Aviad Kleinberg

Aviad Kleinberg:
Die sieben Todsünden,
Insel 2010,
239 Seiten
Die Sünde ist verlockend und abscheulich zugleich, die Möglichkeit zur Sünde macht den Menschen zum Menschen, und der Mensch macht die Sünde. Der Autor beschreibt in diesem Essay, wie die Vorstellung von Sünde die Geschichte und unseren Alltag bis heute prägt.
„Wenn du recht tust, darfst du aufblicken, wenn du nicht recht tust, lauert die Sünde an der Tür“, so wird Kain von Gott gewarnt.

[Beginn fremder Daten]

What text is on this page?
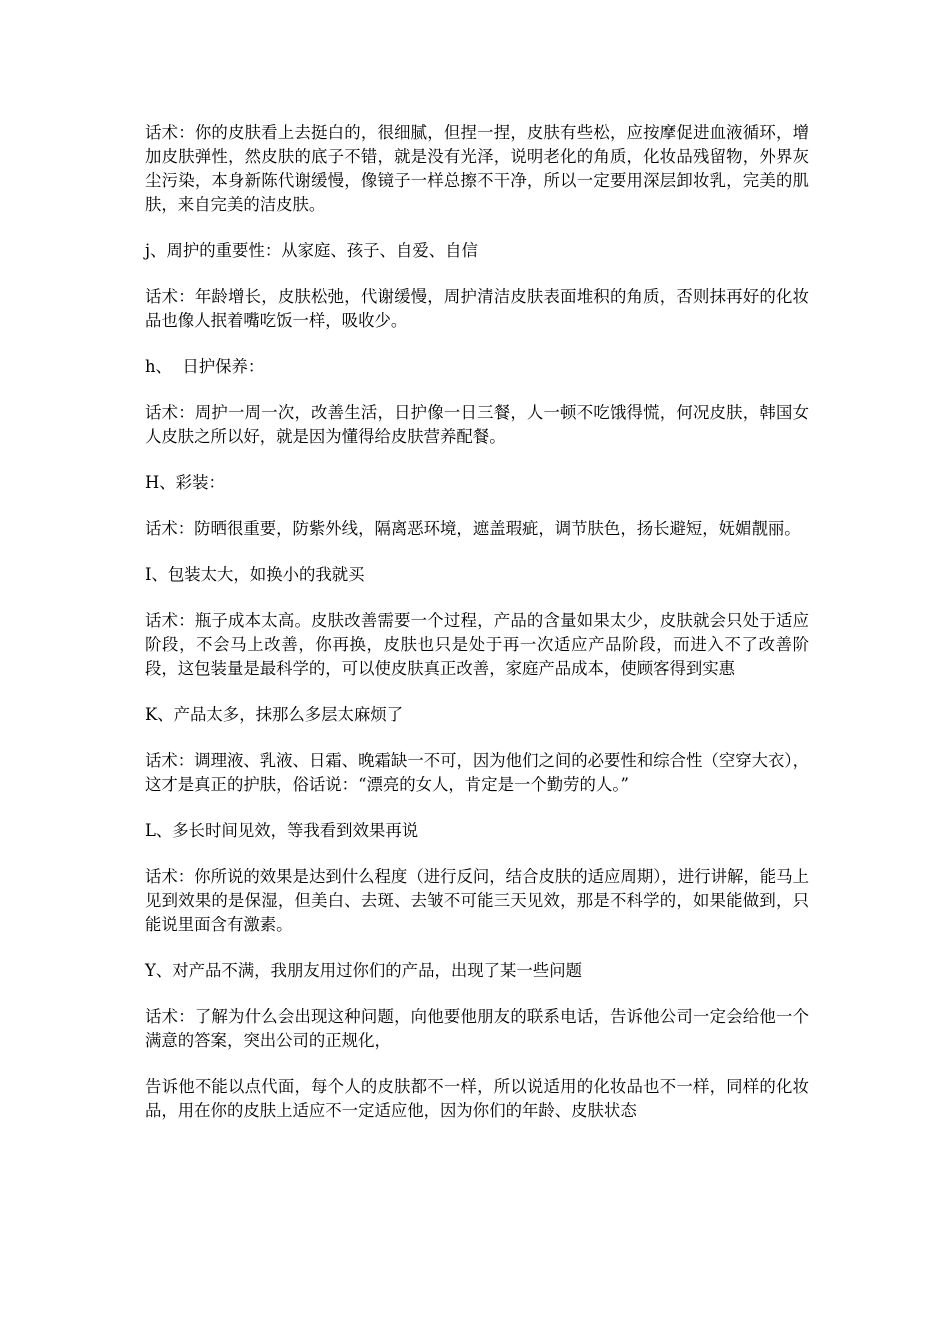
话术：你的皮肤看上去挺白的，很细腻，但捏一捏，皮肤有些松，应按摩促进血液循环，增加皮肤弹性，然皮肤的底子不错，就是没有光泽，说明老化的角质，化妆品残留物，外界灰尘污染，本身新陈代谢缓慢，像镜子一样总擦不干净，所以一定要用深层卸妆乳，完美的肌肤，来自完美的洁皮肤。

j、周护的重要性：从家庭、孩子、自爱、自信

话术：年龄增长，皮肤松弛，代谢缓慢，周护清洁皮肤表面堆积的角质，否则抹再好的化妆品也像人抿着嘴吃饭一样，吸收少。

h、  日护保养：

话术：周护一周一次，改善生活，日护像一日三餐，人一顿不吃饿得慌，何况皮肤，韩国女人皮肤之所以好，就是因为懂得给皮肤营养配餐。

H、彩装：

话术：防晒很重要，防紫外线，隔离恶环境，遮盖瑕疵，调节肤色，扬长避短，妩媚靓丽。

I、包装太大，如换小的我就买

话术：瓶子成本太高。皮肤改善需要一个过程，产品的含量如果太少，皮肤就会只处于适应阶段，不会马上改善，你再换，皮肤也只是处于再一次适应产品阶段，而进入不了改善阶段，这包装量是最科学的，可以使皮肤真正改善，家庭产品成本，使顾客得到实惠

K、产品太多，抹那么多层太麻烦了

话术：调理液、乳液、日霜、晚霜缺一不可，因为他们之间的必要性和综合性（空穿大衣），这才是真正的护肤，俗话说：“漂亮的女人，肯定是一个勤劳的人。”

L、多长时间见效，等我看到效果再说

话术：你所说的效果是达到什么程度（进行反问，结合皮肤的适应周期），进行讲解，能马上见到效果的是保湿，但美白、去斑、去皱不可能三天见效，那是不科学的，如果能做到，只能说里面含有激素。

Y、对产品不满，我朋友用过你们的产品，出现了某一些问题

话术：了解为什么会出现这种问题，向他要他朋友的联系电话，告诉他公司一定会给他一个满意的答案，突出公司的正规化，

告诉他不能以点代面，每个人的皮肤都不一样，所以说适用的化妆品也不一样，同样的化妆品，用在你的皮肤上适应不一定适应他，因为你们的年龄、皮肤状态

Was gut und böse, was Sünde ist, wird von den Menschen immer wieder neu verhandelt, ohne über den Kern der Sache hinaus zu kommen In den ersten Jahrhunderten nach Christus erklärte die Kirche Faulheit, Neid, Wollust, Völlerei, Habgier, Zorn und Hochmut zu den sieben Todsünden. Der Autor nähert sich dieser Aufstellung, welche die europäische Kultur tief beeinflusste, auf unterhaltsame und gelehrte Art. Er zitiert dabei Kirchenväter, Rabbiner sowie die antiken Klassiker und fügt der vorläufigen Liste noch eine achte Sünde hinzu.
In jedem Kapitel wird die Vergangenheit der Sünde mit unserem gegenwärtigen Umgang verknüpft. Das Buch Die sieben Todsünden ist eine Kulturgeschichte der Sünde, das heißt, dessen, was uns menschlich macht.

Ein Buch für solche Leser, welche den großen Zusammenhang suchen und dabei auch Humor nicht vermissen wollen...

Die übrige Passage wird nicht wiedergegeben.